Published: 2022-03-28 09:25:31+00:00

AI Summary

This paper tackles the problem of audio deepfake attacker attribution, aiming to identify the creator of a fake audio recording. It proposes using recurrent neural network embeddings as attacker signatures, demonstrating superior performance compared to low-level acoustic features for distinguishing between deepfakes from different sources.

Abstract

Deepfakes are synthetically generated media often devised with malicious intent. They have become increasingly more convincing with large training datasets advanced neural networks. These fakes are readily being misused for slander, misinformation and fraud. For this reason, intensive research for developing countermeasures is also expanding. However, recent work is almost exclusively limited to deepfake detection - predicting if audio is real or fake. This is despite the fact that attribution (who created which fake?) is an essential building block of a larger defense strategy, as practiced in the field of cybersecurity for a long time. This paper considers the problem of deepfake attacker attribution in the domain of audio. We present several methods for creating attacker signatures using low-level acoustic descriptors and machine learning embeddings. We show that speech signal features are inadequate for characterizing attacker signatures. However, we also demonstrate that embeddings from a recurrent neural network can successfully characterize attacks from both known and unknown attackers. Our attack signature embeddings result in distinct clusters, both for seen and unseen audio deepfakes. We show that these embeddings can be used in downstream-tasks to high-effect, scoring 97.10% accuracy in attacker-id classification.


Key findings
Low-level acoustic features proved inadequate for attacker attribution. RNN embeddings successfully characterized attacks from known and unknown attackers, achieving 97.10% accuracy in attacker ID classification on ASVspoof 2019. The model also showed promising generalization to the unlabeled ASVspoof 2021 dataset.
Approach
The paper explores two methods for creating attacker signatures: low-level acoustic features and neural network embeddings.
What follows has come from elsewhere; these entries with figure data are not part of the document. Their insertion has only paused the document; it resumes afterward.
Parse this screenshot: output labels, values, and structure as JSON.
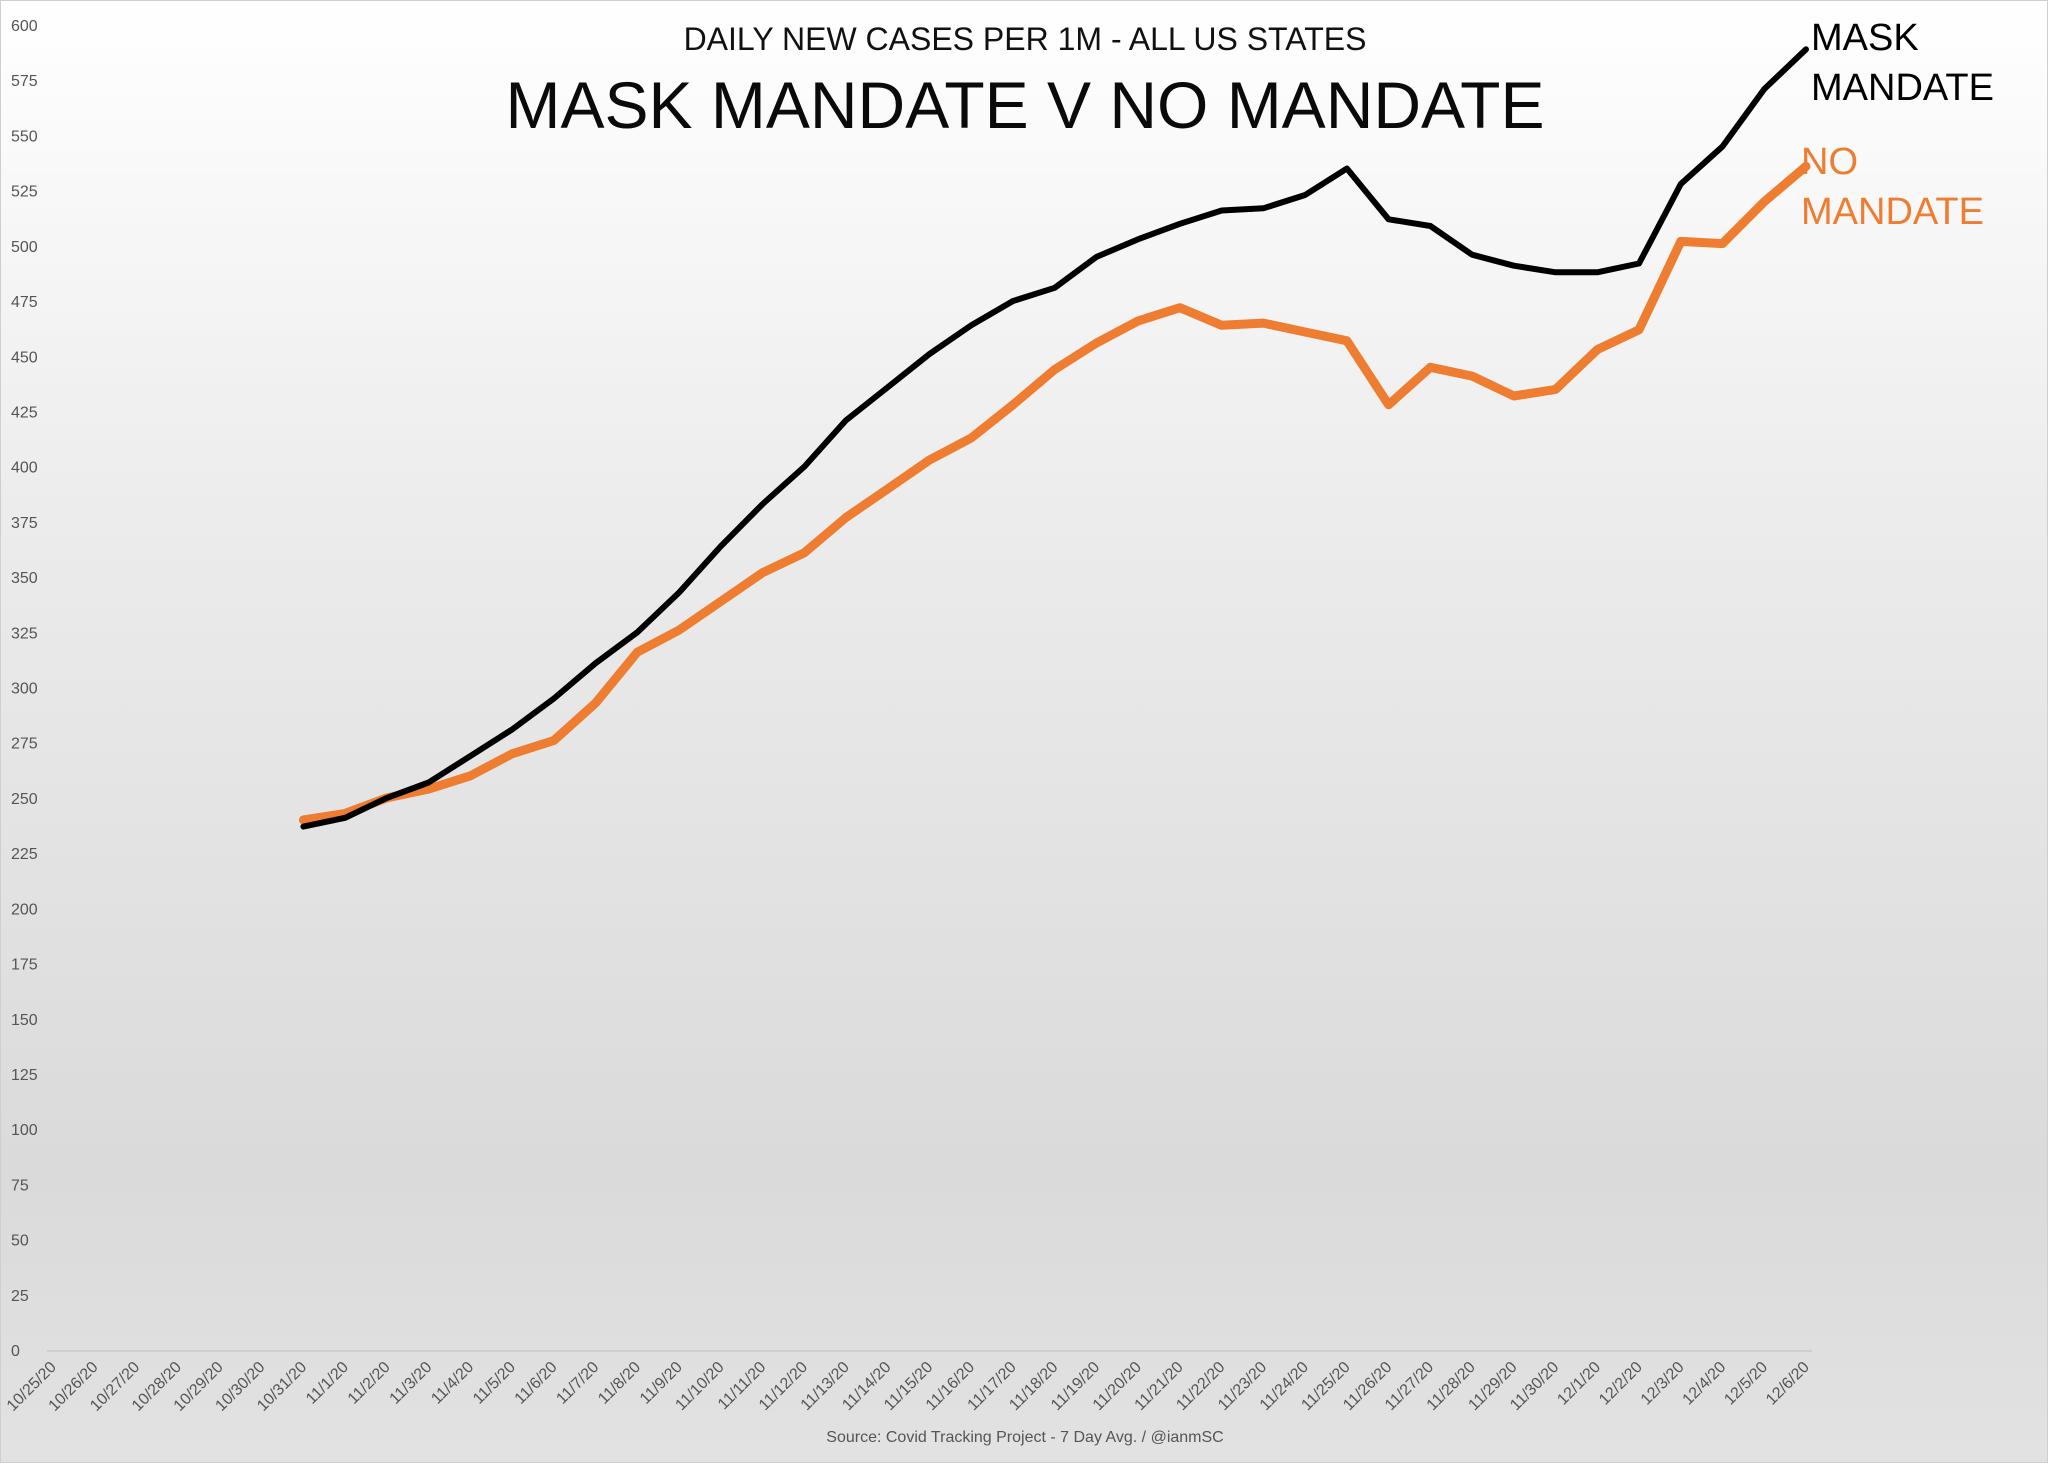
{
  "chart_data": {
    "type": "line",
    "subtitle": "DAILY NEW CASES PER 1M - ALL US STATES",
    "title": "MASK MANDATE V NO MANDATE",
    "source": "Source: Covid Tracking Project - 7 Day Avg. / @ianmSC",
    "ylim": [
      0,
      600
    ],
    "yticks": [
      0,
      25,
      50,
      75,
      100,
      125,
      150,
      175,
      200,
      225,
      250,
      275,
      300,
      325,
      350,
      375,
      400,
      425,
      450,
      475,
      500,
      525,
      550,
      575,
      600
    ],
    "grid": false,
    "categories": [
      "10/25/20",
      "10/26/20",
      "10/27/20",
      "10/28/20",
      "10/29/20",
      "10/30/20",
      "10/31/20",
      "11/1/20",
      "11/2/20",
      "11/3/20",
      "11/4/20",
      "11/5/20",
      "11/6/20",
      "11/7/20",
      "11/8/20",
      "11/9/20",
      "11/10/20",
      "11/11/20",
      "11/12/20",
      "11/13/20",
      "11/14/20",
      "11/15/20",
      "11/16/20",
      "11/17/20",
      "11/18/20",
      "11/19/20",
      "11/20/20",
      "11/21/20",
      "11/22/20",
      "11/23/20",
      "11/24/20",
      "11/25/20",
      "11/26/20",
      "11/27/20",
      "11/28/20",
      "11/29/20",
      "11/30/20",
      "12/1/20",
      "12/2/20",
      "12/3/20",
      "12/4/20",
      "12/5/20",
      "12/6/20"
    ],
    "series": [
      {
        "name": "MASK MANDATE",
        "color": "#000000",
        "values": [
          null,
          null,
          null,
          null,
          null,
          null,
          237,
          241,
          250,
          257,
          269,
          281,
          295,
          311,
          325,
          343,
          364,
          383,
          400,
          421,
          436,
          451,
          464,
          475,
          481,
          495,
          503,
          510,
          516,
          517,
          523,
          535,
          512,
          509,
          496,
          491,
          488,
          488,
          492,
          528,
          545,
          571,
          589
        ]
      },
      {
        "name": "NO MANDATE",
        "color": "#ee7d31",
        "values": [
          null,
          null,
          null,
          null,
          null,
          null,
          240,
          243,
          250,
          254,
          260,
          270,
          276,
          293,
          316,
          326,
          339,
          352,
          361,
          377,
          390,
          403,
          413,
          428,
          444,
          456,
          466,
          472,
          464,
          465,
          461,
          457,
          428,
          445,
          441,
          432,
          435,
          453,
          462,
          502,
          501,
          520,
          536
        ]
      }
    ]
  }
}
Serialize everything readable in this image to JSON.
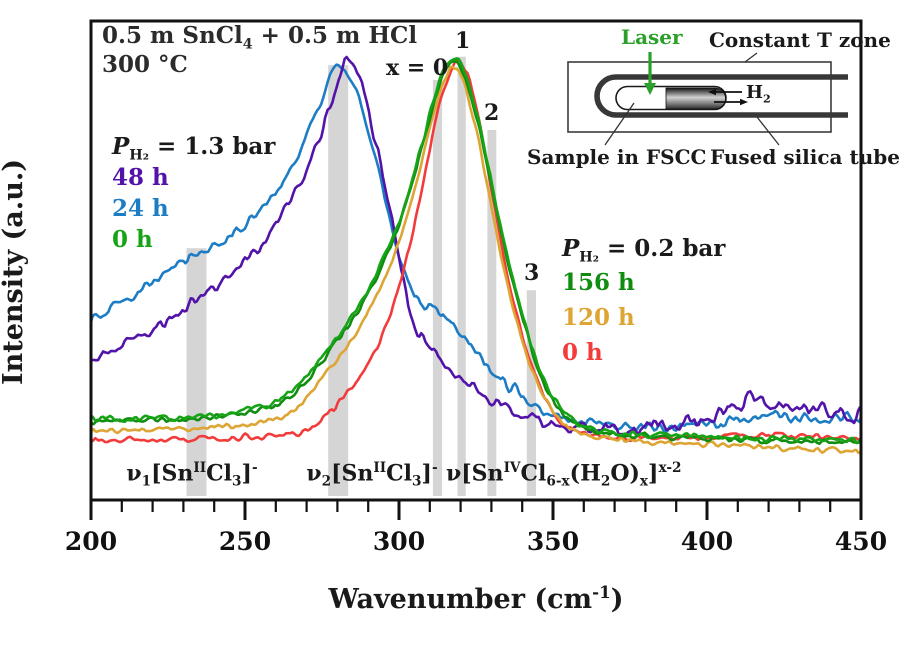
{
  "title": {
    "line1_rich": "0.5 m SnCl_{4} + 0.5 m HCl",
    "line2": "300 °C"
  },
  "axes": {
    "x_label_rich": "Wavenumber (cm^{-1})",
    "y_label": "Intensity (a.u.)",
    "x_ticks": [
      "200",
      "250",
      "300",
      "350",
      "400",
      "450"
    ]
  },
  "legend_1p3bar": {
    "title_rich": "*{P}_{H₂} = 1.3 bar",
    "items": [
      {
        "label": "48 h",
        "color": "#5213a8"
      },
      {
        "label": "24 h",
        "color": "#1d7dc4"
      },
      {
        "label": "0 h",
        "color": "#16a316"
      }
    ]
  },
  "legend_0p2bar": {
    "title_rich": "*{P}_{H₂} = 0.2 bar",
    "items": [
      {
        "label": "156 h",
        "color": "#108c10"
      },
      {
        "label": "120 h",
        "color": "#dda534"
      },
      {
        "label": "0 h",
        "color": "#f23c3c"
      }
    ]
  },
  "peak_labels": [
    {
      "text": "x = 0"
    },
    {
      "text": "1"
    },
    {
      "text": "2"
    },
    {
      "text": "3"
    }
  ],
  "assignments": [
    {
      "rich": "ν_{1}[Sn^{II}Cl_{3}]^{-}"
    },
    {
      "rich": "ν_{2}[Sn^{II}Cl_{3}]^{-}"
    },
    {
      "rich": "ν[Sn^{IV}Cl_{6-x}(H_{2}O)_{x}]^{x-2}"
    }
  ],
  "inset": {
    "labels": {
      "laser": "Laser",
      "zone": "Constant T zone",
      "h2_rich": "H_{2}",
      "sample": "Sample in FSCC",
      "tube": "Fused silica tube"
    },
    "laser_color": "#2ca02c"
  },
  "chart_data": {
    "type": "line",
    "xlabel": "Wavenumber (cm-1)",
    "ylabel": "Intensity (a.u.)",
    "x_range": [
      200,
      450
    ],
    "x_tick_values": [
      200,
      250,
      300,
      350,
      400,
      450
    ],
    "x_minor_step": 10,
    "grid": false,
    "intensity_units": "arbitrary, normalized 0-1 of plot height",
    "bands_note": "gray vertical highlight bands at Raman band positions (cm-1)",
    "bands": [
      {
        "id": "nu1-SnIICl3",
        "from": 231.0,
        "to": 237.5,
        "top": 0.575
      },
      {
        "id": "nu2-SnIICl3",
        "from": 277.0,
        "to": 283.5,
        "top": 0.993
      },
      {
        "id": "x0",
        "from": 311.0,
        "to": 314.0,
        "top": 0.959
      },
      {
        "id": "x1",
        "from": 319.0,
        "to": 321.7,
        "top": 1.012
      },
      {
        "id": "x2",
        "from": 328.7,
        "to": 331.6,
        "top": 0.845
      },
      {
        "id": "x3",
        "from": 341.5,
        "to": 344.5,
        "top": 0.479
      }
    ],
    "series": [
      {
        "name": "24 h (1.3 bar)",
        "color": "#1d7dc4",
        "seed": 22,
        "noise": 7.5,
        "peak_cm1": 280,
        "points": [
          [
            200,
            0.41
          ],
          [
            208,
            0.44
          ],
          [
            216,
            0.475
          ],
          [
            224,
            0.51
          ],
          [
            230,
            0.54
          ],
          [
            236,
            0.565
          ],
          [
            243,
            0.59
          ],
          [
            250,
            0.625
          ],
          [
            257,
            0.675
          ],
          [
            263,
            0.735
          ],
          [
            268,
            0.8
          ],
          [
            272,
            0.865
          ],
          [
            276,
            0.93
          ],
          [
            279,
            0.985
          ],
          [
            281,
            0.995
          ],
          [
            284,
            0.97
          ],
          [
            287,
            0.915
          ],
          [
            290,
            0.845
          ],
          [
            294,
            0.735
          ],
          [
            298,
            0.615
          ],
          [
            302,
            0.52
          ],
          [
            305,
            0.465
          ],
          [
            309,
            0.44
          ],
          [
            313,
            0.425
          ],
          [
            317,
            0.4
          ],
          [
            322,
            0.36
          ],
          [
            327,
            0.315
          ],
          [
            333,
            0.275
          ],
          [
            339,
            0.245
          ],
          [
            345,
            0.215
          ],
          [
            351,
            0.195
          ],
          [
            358,
            0.18
          ],
          [
            368,
            0.17
          ],
          [
            380,
            0.165
          ],
          [
            392,
            0.168
          ],
          [
            403,
            0.175
          ],
          [
            412,
            0.188
          ],
          [
            420,
            0.195
          ],
          [
            428,
            0.19
          ],
          [
            436,
            0.185
          ],
          [
            444,
            0.188
          ],
          [
            450,
            0.182
          ]
        ]
      },
      {
        "name": "48 h (1.3 bar)",
        "color": "#5213a8",
        "seed": 11,
        "noise": 8,
        "noise_hi_from": 365,
        "noise_hi": 12,
        "peak_cm1": 283,
        "points": [
          [
            200,
            0.32
          ],
          [
            208,
            0.345
          ],
          [
            216,
            0.375
          ],
          [
            224,
            0.405
          ],
          [
            231,
            0.44
          ],
          [
            237,
            0.47
          ],
          [
            243,
            0.5
          ],
          [
            250,
            0.545
          ],
          [
            256,
            0.59
          ],
          [
            262,
            0.65
          ],
          [
            267,
            0.715
          ],
          [
            272,
            0.79
          ],
          [
            276,
            0.865
          ],
          [
            279,
            0.93
          ],
          [
            281,
            0.975
          ],
          [
            283,
            1.005
          ],
          [
            285,
            0.995
          ],
          [
            288,
            0.945
          ],
          [
            291,
            0.86
          ],
          [
            294,
            0.77
          ],
          [
            297,
            0.665
          ],
          [
            300,
            0.55
          ],
          [
            303,
            0.45
          ],
          [
            306,
            0.39
          ],
          [
            310,
            0.345
          ],
          [
            315,
            0.305
          ],
          [
            321,
            0.27
          ],
          [
            328,
            0.235
          ],
          [
            336,
            0.205
          ],
          [
            344,
            0.185
          ],
          [
            353,
            0.17
          ],
          [
            363,
            0.16
          ],
          [
            375,
            0.158
          ],
          [
            388,
            0.17
          ],
          [
            398,
            0.185
          ],
          [
            408,
            0.21
          ],
          [
            416,
            0.23
          ],
          [
            422,
            0.22
          ],
          [
            430,
            0.205
          ],
          [
            438,
            0.2
          ],
          [
            444,
            0.195
          ],
          [
            450,
            0.19
          ]
        ]
      },
      {
        "name": "0 h (0.2 bar)",
        "color": "#f23c3c",
        "seed": 33,
        "noise": 4,
        "peak_cm1": 320,
        "points": [
          [
            200,
            0.137
          ],
          [
            215,
            0.138
          ],
          [
            230,
            0.14
          ],
          [
            245,
            0.142
          ],
          [
            258,
            0.147
          ],
          [
            268,
            0.155
          ],
          [
            276,
            0.19
          ],
          [
            282,
            0.235
          ],
          [
            288,
            0.29
          ],
          [
            293,
            0.35
          ],
          [
            298,
            0.44
          ],
          [
            302,
            0.54
          ],
          [
            306,
            0.66
          ],
          [
            310,
            0.8
          ],
          [
            313,
            0.9
          ],
          [
            316,
            0.965
          ],
          [
            318,
            0.995
          ],
          [
            320,
            1.0
          ],
          [
            323,
            0.955
          ],
          [
            326,
            0.865
          ],
          [
            329,
            0.75
          ],
          [
            332,
            0.63
          ],
          [
            335,
            0.52
          ],
          [
            338,
            0.43
          ],
          [
            342,
            0.33
          ],
          [
            346,
            0.255
          ],
          [
            350,
            0.2
          ],
          [
            355,
            0.165
          ],
          [
            362,
            0.148
          ],
          [
            372,
            0.142
          ],
          [
            385,
            0.143
          ],
          [
            400,
            0.145
          ],
          [
            415,
            0.148
          ],
          [
            428,
            0.146
          ],
          [
            440,
            0.143
          ],
          [
            450,
            0.141
          ]
        ]
      },
      {
        "name": "120 h (0.2 bar)",
        "color": "#dda534",
        "seed": 44,
        "noise": 3.6,
        "peak_cm1": 318.5,
        "points": [
          [
            200,
            0.158
          ],
          [
            215,
            0.16
          ],
          [
            230,
            0.163
          ],
          [
            244,
            0.168
          ],
          [
            256,
            0.178
          ],
          [
            265,
            0.2
          ],
          [
            272,
            0.25
          ],
          [
            278,
            0.305
          ],
          [
            284,
            0.36
          ],
          [
            290,
            0.43
          ],
          [
            295,
            0.5
          ],
          [
            300,
            0.59
          ],
          [
            305,
            0.71
          ],
          [
            309,
            0.82
          ],
          [
            313,
            0.925
          ],
          [
            316,
            0.975
          ],
          [
            318,
            0.985
          ],
          [
            321,
            0.955
          ],
          [
            324,
            0.875
          ],
          [
            328,
            0.745
          ],
          [
            331,
            0.63
          ],
          [
            335,
            0.5
          ],
          [
            339,
            0.39
          ],
          [
            343,
            0.3
          ],
          [
            348,
            0.225
          ],
          [
            353,
            0.175
          ],
          [
            360,
            0.15
          ],
          [
            370,
            0.14
          ],
          [
            383,
            0.133
          ],
          [
            398,
            0.128
          ],
          [
            413,
            0.124
          ],
          [
            428,
            0.118
          ],
          [
            440,
            0.114
          ],
          [
            450,
            0.11
          ]
        ]
      },
      {
        "name": "156 h (0.2 bar)",
        "color": "#108c10",
        "seed": 55,
        "noise": 4,
        "peak_cm1": 318,
        "points": [
          [
            200,
            0.178
          ],
          [
            214,
            0.18
          ],
          [
            228,
            0.184
          ],
          [
            242,
            0.19
          ],
          [
            254,
            0.205
          ],
          [
            263,
            0.228
          ],
          [
            270,
            0.272
          ],
          [
            276,
            0.325
          ],
          [
            282,
            0.382
          ],
          [
            288,
            0.448
          ],
          [
            293,
            0.515
          ],
          [
            298,
            0.592
          ],
          [
            303,
            0.69
          ],
          [
            307,
            0.795
          ],
          [
            311,
            0.9
          ],
          [
            315,
            0.98
          ],
          [
            318,
            1.0
          ],
          [
            321,
            0.975
          ],
          [
            325,
            0.88
          ],
          [
            329,
            0.75
          ],
          [
            333,
            0.615
          ],
          [
            337,
            0.492
          ],
          [
            341,
            0.392
          ],
          [
            345,
            0.302
          ],
          [
            350,
            0.228
          ],
          [
            356,
            0.18
          ],
          [
            364,
            0.156
          ],
          [
            375,
            0.148
          ],
          [
            390,
            0.143
          ],
          [
            405,
            0.139
          ],
          [
            420,
            0.136
          ],
          [
            435,
            0.133
          ],
          [
            450,
            0.131
          ]
        ]
      },
      {
        "name": "0 h (1.3 bar)",
        "color": "#16a316",
        "seed": 66,
        "noise": 4.2,
        "peak_cm1": 319,
        "points": [
          [
            200,
            0.183
          ],
          [
            214,
            0.185
          ],
          [
            228,
            0.188
          ],
          [
            242,
            0.195
          ],
          [
            254,
            0.21
          ],
          [
            263,
            0.235
          ],
          [
            270,
            0.28
          ],
          [
            276,
            0.335
          ],
          [
            282,
            0.39
          ],
          [
            288,
            0.455
          ],
          [
            293,
            0.525
          ],
          [
            298,
            0.6
          ],
          [
            303,
            0.7
          ],
          [
            307,
            0.8
          ],
          [
            311,
            0.91
          ],
          [
            315,
            0.985
          ],
          [
            318,
            1.005
          ],
          [
            321,
            0.985
          ],
          [
            325,
            0.89
          ],
          [
            329,
            0.76
          ],
          [
            333,
            0.625
          ],
          [
            337,
            0.5
          ],
          [
            341,
            0.4
          ],
          [
            345,
            0.31
          ],
          [
            350,
            0.235
          ],
          [
            356,
            0.185
          ],
          [
            364,
            0.16
          ],
          [
            375,
            0.152
          ],
          [
            390,
            0.147
          ],
          [
            405,
            0.143
          ],
          [
            420,
            0.14
          ],
          [
            435,
            0.137
          ],
          [
            450,
            0.135
          ]
        ]
      }
    ]
  }
}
They find that RNN embeddings trained with Angular Prototypical loss are significantly more effective at clustering and classifying deepfakes based on their creator than low-level features.
Datasets
ASVspoof 2019 (Logical Access dataset), ASVspoof 2021 (unlabeled data used for visualization)
Model(s)
Recurrent Neural Network (RNN) with LSTM layers and a dense projection layer, trained using Angular Prototypical loss; a simple feed-forward neural network used for downstream classification.